A tangent: Al Davis is the owner of the Oakland Raiders, and he has a pair of sunglasses, which are the weird orange-y kind you find on old people who live in Florida and other warm parts of this country.They are by all accounts a strange pair of sunglasses that are on a strange face. These sunglasses are similar to the ones that Nolte, by all rights, should have been wearing when he was a cop in Affliction.

Lots of owners are oddballs and draw lots of attention from people who like to talk about things like how weird owners can be. This does not excuse Al Davis or his sunglasses. It also does not excuse Nolte for not wearing Al Davis-style sunglasses when he was a cop in Affliction. (This is the end of the tangent).

A return to my point: Oakland Raiders fans, as a crew, are strange and rabid with shocking regularity. One guy was wearing an alien suit, which was apt. Maybe all the Raiders fans are aliens. In any case, the connection (apparently extant in this fan’s mind) between football/the Oakland Raiders and aliens is tenuous.

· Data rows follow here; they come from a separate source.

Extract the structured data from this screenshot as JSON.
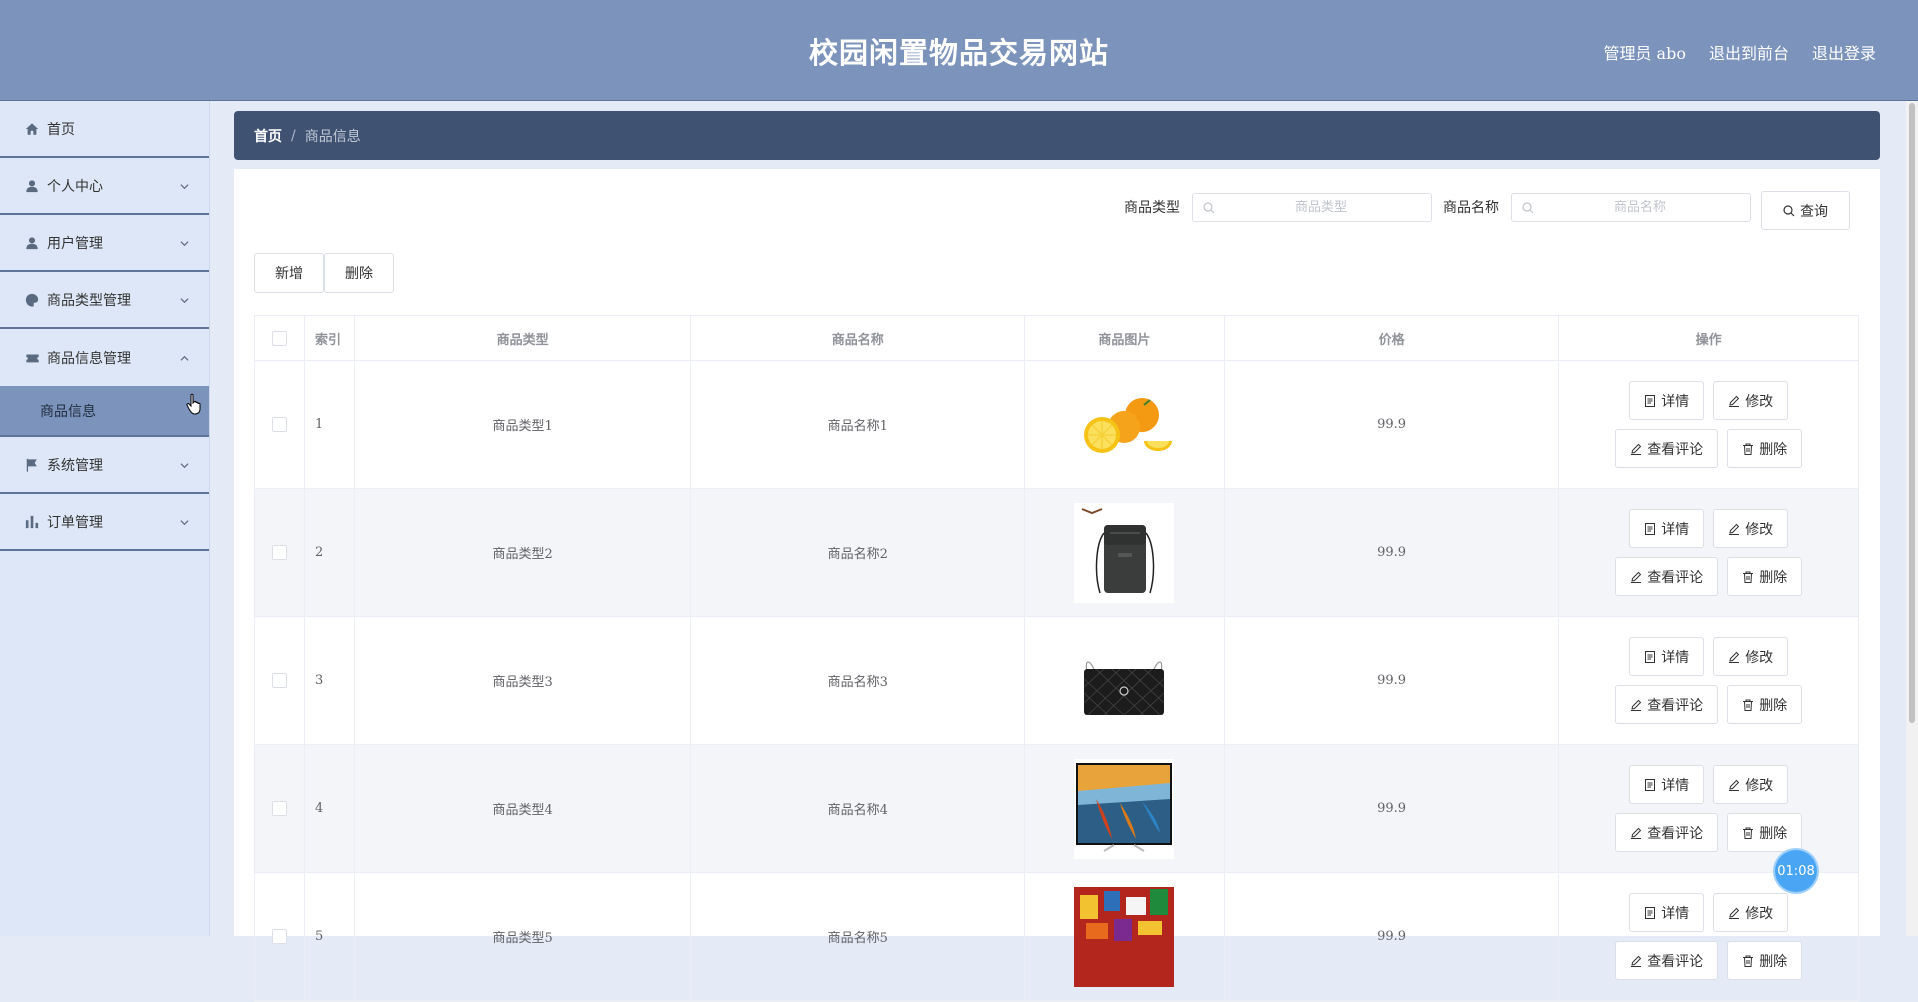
{
  "header": {
    "title": "校园闲置物品交易网站",
    "admin_label": "管理员 abo",
    "to_front_label": "退出到前台",
    "logout_label": "退出登录"
  },
  "sidebar": {
    "items": [
      {
        "label": "首页",
        "icon": "home-icon"
      },
      {
        "label": "个人中心",
        "icon": "user-icon"
      },
      {
        "label": "用户管理",
        "icon": "user-icon"
      },
      {
        "label": "商品类型管理",
        "icon": "paint-drop-icon"
      },
      {
        "label": "商品信息管理",
        "icon": "ticket-icon",
        "expanded": true,
        "sub": [
          {
            "label": "商品信息"
          }
        ]
      },
      {
        "label": "系统管理",
        "icon": "flag-icon"
      },
      {
        "label": "订单管理",
        "icon": "bar-chart-icon"
      }
    ]
  },
  "breadcrumb": {
    "home": "首页",
    "separator": "/",
    "current": "商品信息"
  },
  "search": {
    "type_label": "商品类型",
    "type_placeholder": "商品类型",
    "name_label": "商品名称",
    "name_placeholder": "商品名称",
    "query_button": "查询"
  },
  "actions": {
    "add_button": "新增",
    "delete_button": "删除"
  },
  "table": {
    "columns": [
      "索引",
      "商品类型",
      "商品名称",
      "商品图片",
      "价格",
      "操作"
    ],
    "rows": [
      {
        "index": "1",
        "type": "商品类型1",
        "name": "商品名称1",
        "image": "oranges",
        "price": "99.9"
      },
      {
        "index": "2",
        "type": "商品类型2",
        "name": "商品名称2",
        "image": "shoulder-bag",
        "price": "99.9"
      },
      {
        "index": "3",
        "type": "商品类型3",
        "name": "商品名称3",
        "image": "quilted-handbag",
        "price": "99.9"
      },
      {
        "index": "4",
        "type": "商品类型4",
        "name": "商品名称4",
        "image": "tv-kayak",
        "price": "99.9"
      },
      {
        "index": "5",
        "type": "商品类型5",
        "name": "商品名称5",
        "image": "snack-pile",
        "price": "99.9"
      }
    ],
    "row_actions": {
      "detail": "详情",
      "edit": "修改",
      "comments": "查看评论",
      "delete": "删除"
    }
  },
  "timer": "01:08",
  "colors": {
    "header_bg": "#7c93bc",
    "sidebar_bg": "#dde7f7",
    "breadcrumb_bg": "#3f5272",
    "active_sub_bg": "#7c93bc",
    "timer_bg": "#4aa6f4"
  }
}
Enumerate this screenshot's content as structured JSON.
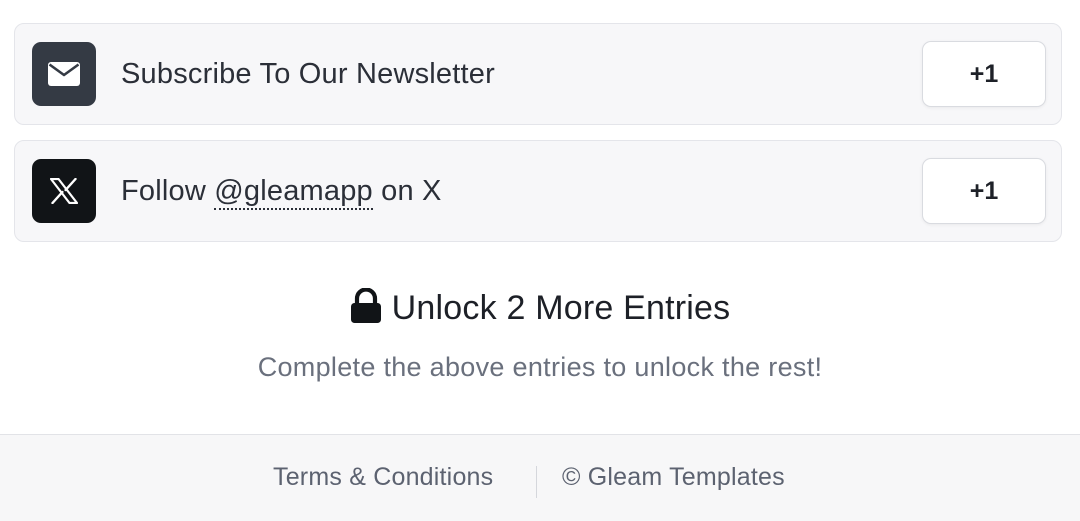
{
  "entries": [
    {
      "icon": "envelope-icon",
      "label": "Subscribe To Our Newsletter",
      "points": "+1"
    },
    {
      "icon": "x-logo-icon",
      "label_prefix": "Follow ",
      "handle": "@gleamapp",
      "label_suffix": " on X",
      "points": "+1"
    }
  ],
  "unlock": {
    "icon": "lock-icon",
    "title": "Unlock 2 More Entries",
    "subtitle": "Complete the above entries to unlock the rest!"
  },
  "footer": {
    "terms": "Terms & Conditions",
    "copyright": "© Gleam Templates"
  },
  "colors": {
    "mail_icon_bg": "#343a44",
    "x_icon_bg": "#111417",
    "entry_bg": "#f7f7f9",
    "muted_text": "#6a707d"
  }
}
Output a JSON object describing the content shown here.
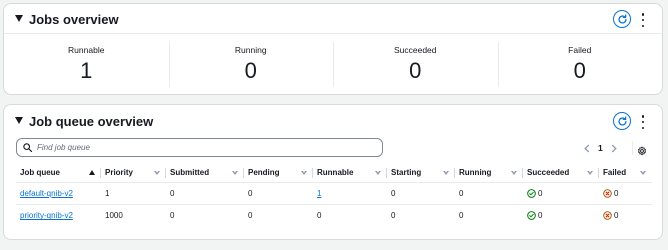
{
  "jobs_overview": {
    "title": "Jobs overview",
    "stats": [
      {
        "label": "Runnable",
        "value": "1"
      },
      {
        "label": "Running",
        "value": "0"
      },
      {
        "label": "Succeeded",
        "value": "0"
      },
      {
        "label": "Failed",
        "value": "0"
      }
    ]
  },
  "queue_overview": {
    "title": "Job queue overview",
    "search": {
      "placeholder": "Find job queue",
      "value": ""
    },
    "pagination": {
      "current_page": "1"
    },
    "columns": [
      "Job queue",
      "Priority",
      "Submitted",
      "Pending",
      "Runnable",
      "Starting",
      "Running",
      "Succeeded",
      "Failed"
    ],
    "rows": [
      {
        "job_queue": "default-qnib-v2",
        "priority": "1",
        "submitted": "0",
        "pending": "0",
        "runnable": "1",
        "starting": "0",
        "running": "0",
        "succeeded": "0",
        "failed": "0"
      },
      {
        "job_queue": "priority-qnib-v2",
        "priority": "1000",
        "submitted": "0",
        "pending": "0",
        "runnable": "0",
        "starting": "0",
        "running": "0",
        "succeeded": "0",
        "failed": "0"
      }
    ]
  },
  "colors": {
    "link": "#0972d3",
    "success": "#037f0c",
    "error": "#d91515",
    "border": "#d5dbdb"
  },
  "icons": {
    "refresh": "refresh-icon",
    "more": "kebab-menu-icon",
    "search": "search-icon",
    "settings": "gear-icon",
    "success": "check-circle-icon",
    "error": "x-circle-icon"
  }
}
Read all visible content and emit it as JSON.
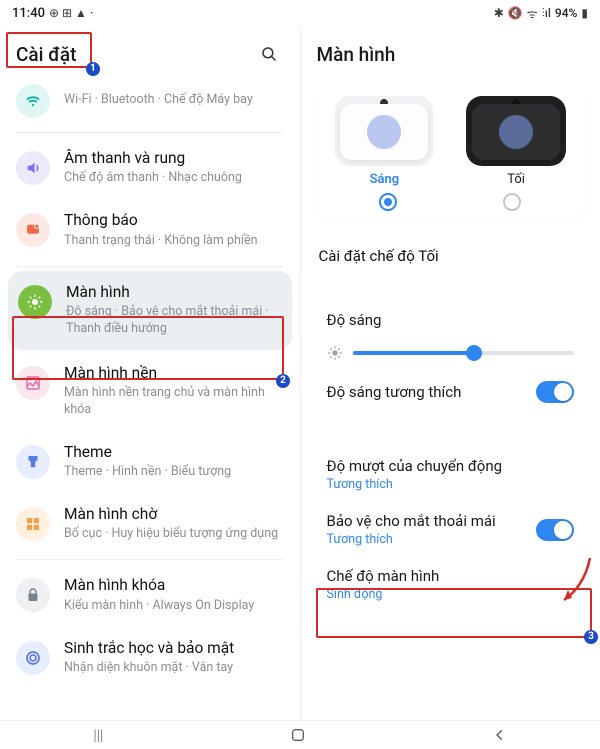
{
  "status": {
    "time": "11:40",
    "indicators_left": "⊕ ⊞ ▲ ·",
    "bluetooth": "✱",
    "mute": "🔇",
    "wifi": "ᯤ",
    "signal": "⫶ıl",
    "battery_pct": "94%",
    "battery_icon": "▮"
  },
  "left": {
    "title": "Cài đặt",
    "items": [
      {
        "icon": "ᯤ",
        "cls": "ic-teal",
        "title": "Wi-Fi · Bluetooth · Chế độ Máy bay",
        "sub": "",
        "small": true
      },
      {
        "icon": "🔊",
        "cls": "ic-purple",
        "title": "Âm thanh và rung",
        "sub": "Chế độ âm thanh · Nhạc chuông"
      },
      {
        "icon": "●●",
        "cls": "ic-red",
        "title": "Thông báo",
        "sub": "Thanh trạng thái · Không làm phiền"
      },
      {
        "icon": "☀",
        "cls": "ic-green",
        "title": "Màn hình",
        "sub": "Độ sáng · Bảo vệ cho mắt thoải mái · Thanh điều hướng",
        "sel": true
      },
      {
        "icon": "🖼",
        "cls": "ic-pink",
        "title": "Màn hình nền",
        "sub": "Màn hình nền trang chủ và màn hình khóa"
      },
      {
        "icon": "🎨",
        "cls": "ic-blue2",
        "title": "Theme",
        "sub": "Theme · Hình nền · Biểu tượng"
      },
      {
        "icon": "⊞",
        "cls": "ic-orange",
        "title": "Màn hình chờ",
        "sub": "Bố cục · Huy hiệu biểu tượng ứng dụng"
      },
      {
        "icon": "🔒",
        "cls": "ic-gray",
        "title": "Màn hình khóa",
        "sub": "Kiểu màn hình · Always On Display"
      },
      {
        "icon": "☉",
        "cls": "ic-navy",
        "title": "Sinh trắc học và bảo mật",
        "sub": "Nhận diện khuôn mặt · Vân tay"
      }
    ]
  },
  "right": {
    "title": "Màn hình",
    "theme_light": "Sáng",
    "theme_dark": "Tối",
    "dark_settings": "Cài đặt chế độ Tối",
    "brightness": "Độ sáng",
    "adaptive": "Độ sáng tương thích",
    "motion_title": "Độ mượt của chuyển động",
    "motion_sub": "Tương thích",
    "eye_title": "Bảo vệ cho mắt thoải mái",
    "eye_sub": "Tương thích",
    "screen_mode_title": "Chế độ màn hình",
    "screen_mode_sub": "Sinh động"
  },
  "nav": {
    "recent": "|||",
    "home": "◯",
    "back": "⟨"
  },
  "annotations": {
    "b1": "1",
    "b2": "2",
    "b3": "3"
  }
}
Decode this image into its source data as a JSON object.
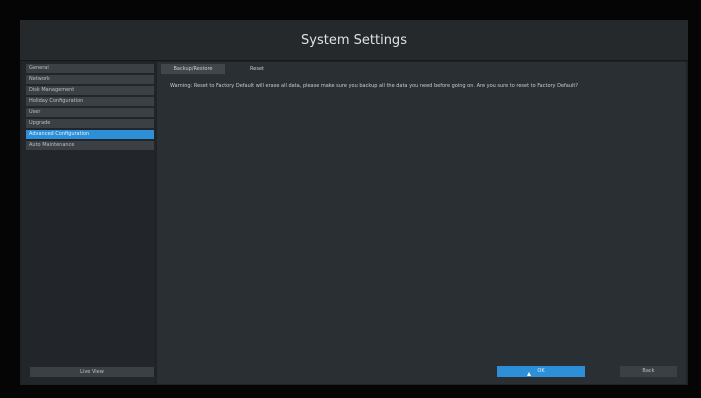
{
  "window": {
    "title": "System Settings"
  },
  "sidebar": {
    "items": [
      {
        "label": "General",
        "active": false
      },
      {
        "label": "Network",
        "active": false
      },
      {
        "label": "Disk Management",
        "active": false
      },
      {
        "label": "Holiday Configuration",
        "active": false
      },
      {
        "label": "User",
        "active": false
      },
      {
        "label": "Upgrade",
        "active": false
      },
      {
        "label": "Advanced Configuration",
        "active": true
      },
      {
        "label": "Auto Maintenance",
        "active": false
      }
    ],
    "live_view_label": "Live View"
  },
  "main": {
    "tabs": [
      {
        "label": "Backup/Restore",
        "selected": true
      },
      {
        "label": "Reset",
        "selected": false
      }
    ],
    "warning_text": "Warning: Reset to Factory Default will erase all data, please make sure you backup all the data you need before going on. Are you sure to reset to Factory Default?",
    "ok_label": "OK",
    "back_label": "Back"
  },
  "colors": {
    "accent": "#2c8fd8",
    "background": "#1f2326",
    "panel": "#2a2f33"
  }
}
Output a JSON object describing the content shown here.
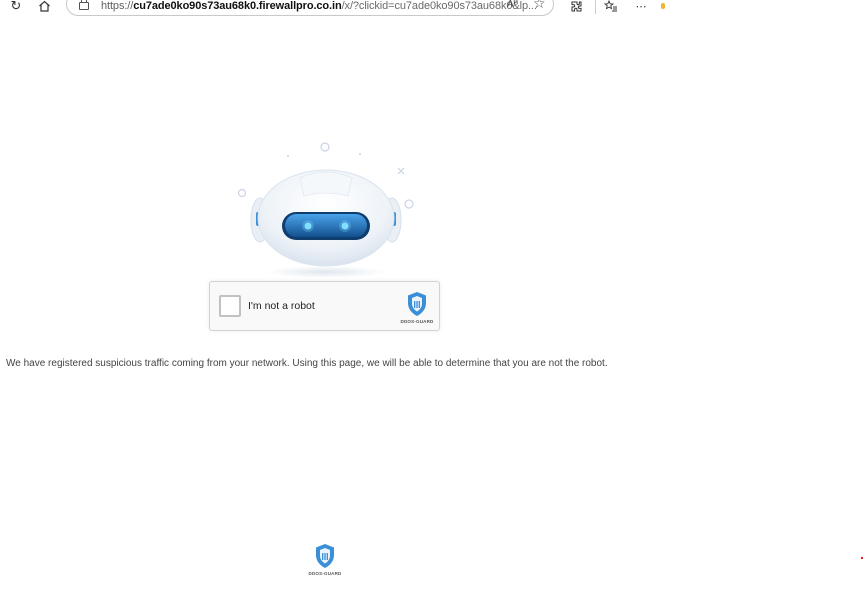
{
  "browser": {
    "url_scheme": "https://",
    "url_domain": "cu7ade0ko90s73au68k0.firewallpro.co.in",
    "url_rest": "/x/?clickid=cu7ade0ko90s73au68k0&lp...",
    "read_aloud_label": "Aᴾ",
    "icons": [
      "refresh-icon",
      "home-icon",
      "lock-icon",
      "read-aloud-icon",
      "favorite-star-icon",
      "extensions-icon",
      "favorites-icon",
      "more-icon"
    ]
  },
  "captcha": {
    "label": "I'm not a robot",
    "brand": "DDOS-GUARD"
  },
  "message": "We have registered suspicious traffic coming from your network. Using this page, we will be able to determine that you are not the robot.",
  "footer": {
    "brand": "DDOS-GUARD"
  },
  "colors": {
    "shield": "#3a8fd8",
    "robot_visor": "#1f6fb8",
    "robot_eye": "#5fd3ff"
  }
}
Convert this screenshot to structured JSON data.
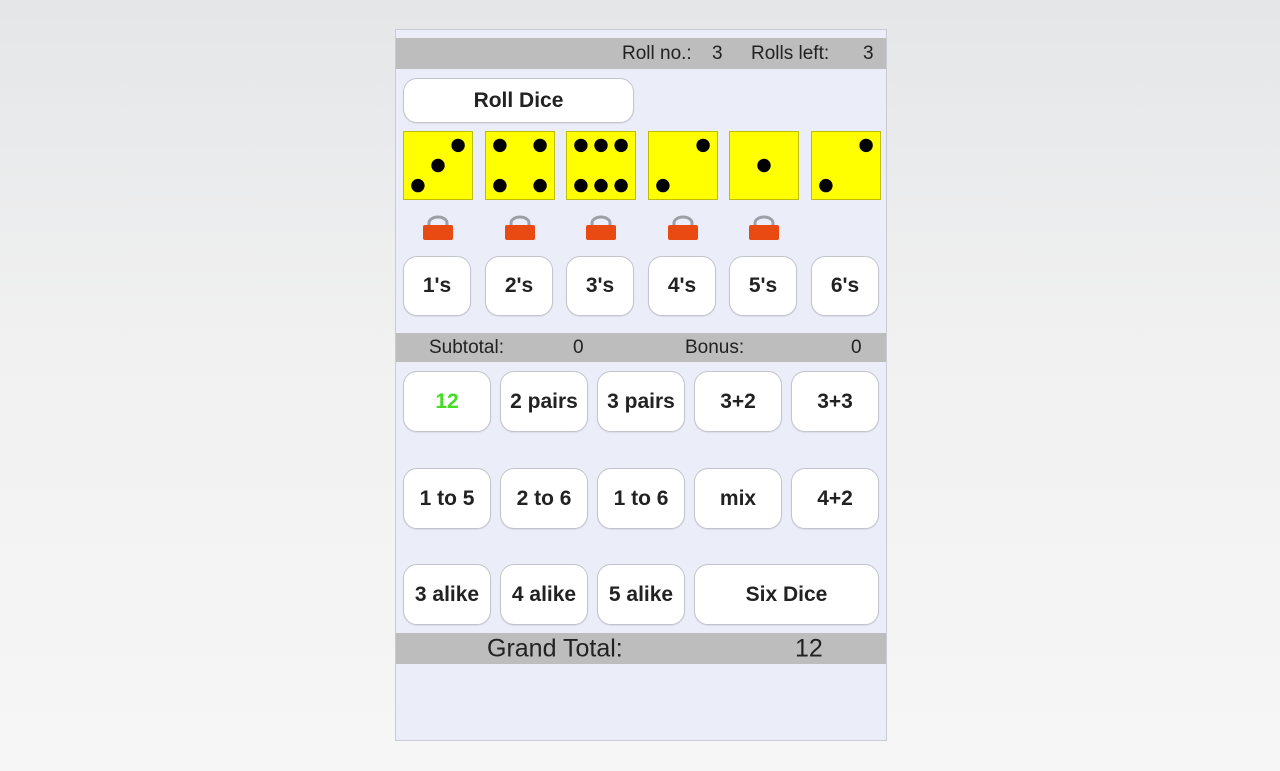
{
  "status": {
    "roll_no_label": "Roll no.:",
    "roll_no_value": "3",
    "rolls_left_label": "Rolls left:",
    "rolls_left_value": "3"
  },
  "roll_button_label": "Roll Dice",
  "dice": [
    {
      "value": 3,
      "locked": true
    },
    {
      "value": 4,
      "locked": true
    },
    {
      "value": 6,
      "locked": true
    },
    {
      "value": 2,
      "locked": true
    },
    {
      "value": 1,
      "locked": true
    },
    {
      "value": 2,
      "locked": false
    }
  ],
  "dice_color": "#ffff00",
  "lock_color": "#e84a12",
  "upper_buttons": [
    "1's",
    "2's",
    "3's",
    "4's",
    "5's",
    "6's"
  ],
  "subtotal": {
    "label": "Subtotal:",
    "value": "0",
    "bonus_label": "Bonus:",
    "bonus_value": "0"
  },
  "combo_rows": [
    [
      "12",
      "2 pairs",
      "3 pairs",
      "3+2",
      "3+3"
    ],
    [
      "1 to 5",
      "2 to 6",
      "1 to 6",
      "mix",
      "4+2"
    ],
    [
      "3 alike",
      "4 alike",
      "5 alike",
      "Six Dice"
    ]
  ],
  "scored_color": "#44dd22",
  "grand_total": {
    "label": "Grand Total:",
    "value": "12"
  }
}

Not all Raiders fans wear alien suits, of course. Most, in fact, wear silver and black face paint. Many have skulls on their faces and clothing. There are also people with extremely bald heads and fat on the backs of their necks who are unafraid of wearing complete pirate outfits.

I admit that many a fine football fan has painted his face and/or body with his team’s colors in the past, and even more fans have held up posters. But that doesn’t account for the amazing number of painted fans, a number which clearly exceeded the NFL average.

This phenomenon is not caused by something in the Oakland drinking water. Oakland A’s fans are really a pretty agreeable bunch, and yellow-and-green-faced folks are extremely hard to come by at the pertinent games. The phenomenon is also not caused by football games themselves, because, once again, the number of crazy fans at this football game was considerably higher than the average.

No, it is some unusual constellation of facts that brings a bunch of kooks out to the games. Maybe it comes from the legacy of The Snow Bowl, but that hypothesis is suspect inasmuch as, so far as I can remember, Raiders fans have been crazy for a long time. Sunday’s spectacle served only to reaffirm this.

One possibility is that the tangentially-addressed Al Davis attracts this crowd. As his sunglasses indicate, he is a big weirdo, and as his age indicates, he has been around for a long time. There is little about Al Davis that attracts aliens, as far as I am aware, but I am open to arguments that he is an alien, which would explain all that handily.

Fans like these are probably good for football, really. Far be it from me to condemn people who make themselves look silly in the service of sports, but there is definitely something suspicious about the whole alien-poster-facepaint proposition. Unfortunately, the kind of person who covers himself in black paint or alien-type garb is often leery or incapable of explaining his actions. So, for the time being, we will all have to be content to wonder and marvel.